Wednesday, February 8, 2012

REVIEW: I Would Find a Girl Walking by Kathy Kelly and Diana Montane


Wait, it turns out that I really do remember how to do reviews! And a good thing, because this book is a stellar one.

Product Description: What made me kill and kill again?
I can't answer that except like this...

Culled from interviews with the lead investigator and the victims' families, and exclusive access to the killer, this is a revealing, shocking, and unflinching portrait of Gerald Eugene Stano, a man who fancied himself one of the greatest lady-killers of them all.

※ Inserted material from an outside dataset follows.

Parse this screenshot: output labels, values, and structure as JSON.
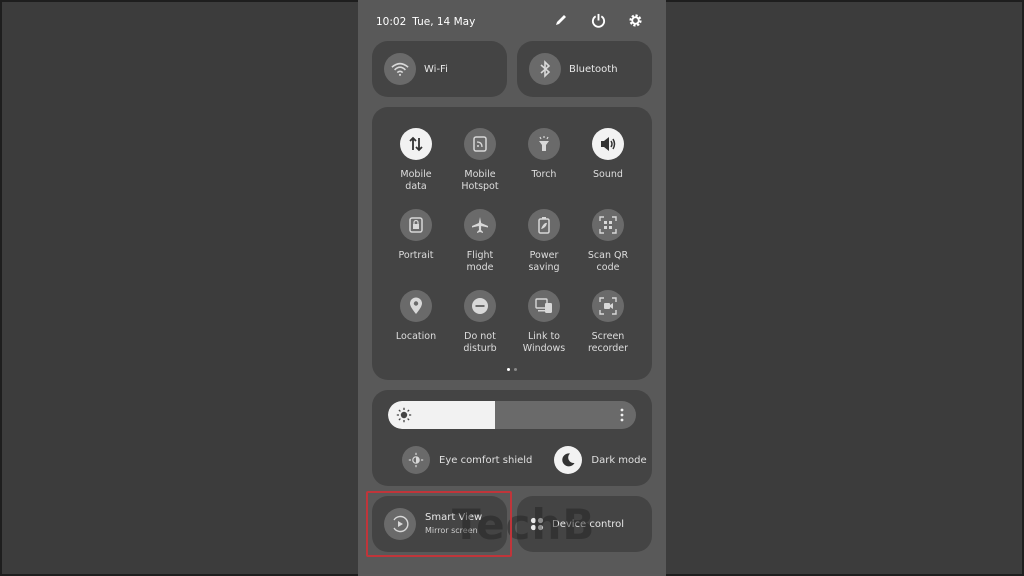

My Thoughts: Gerald Stano was a man who hated and feared women. Rather than going to therapy or just nutting up and going to live on an island alone or something, though, he raped and murdered them. With over forty known or suspected victims in an active killing period lasting less than ten years, he was one of the most prolific serial killers in US history. This book details his best-known victims one chapter at a time, choosing to focus on them in the same order that Stano revealed them to police rather than chronologically, with clarity of description and immense sympathy for the victims and disgust for Stano that still doesn't trip over the line into sensationalism. More than crime reporting, however, Kelly and Montane offer a cogent picture of rape culture and, in reproducing Stano's letters to Kelly in full at the end of the book, a chilling look at a sociopath. Stano didn't seem to realize (or if he did, he didn't care) that his infantilizing "girl" and "young lady" in reference to Kelly (who was that point a professional crime reporter and grown-ass woman) was the same language he used to refer to his victims. He doesn't actually call her a woman until he thinks he's punishing her by withdrawing his affections (after she spent over a year maintaining a professional relationship and nothing more). Too many men hold the same attitude. Luckily for all of us, vanishingly few take it as far as Stano did.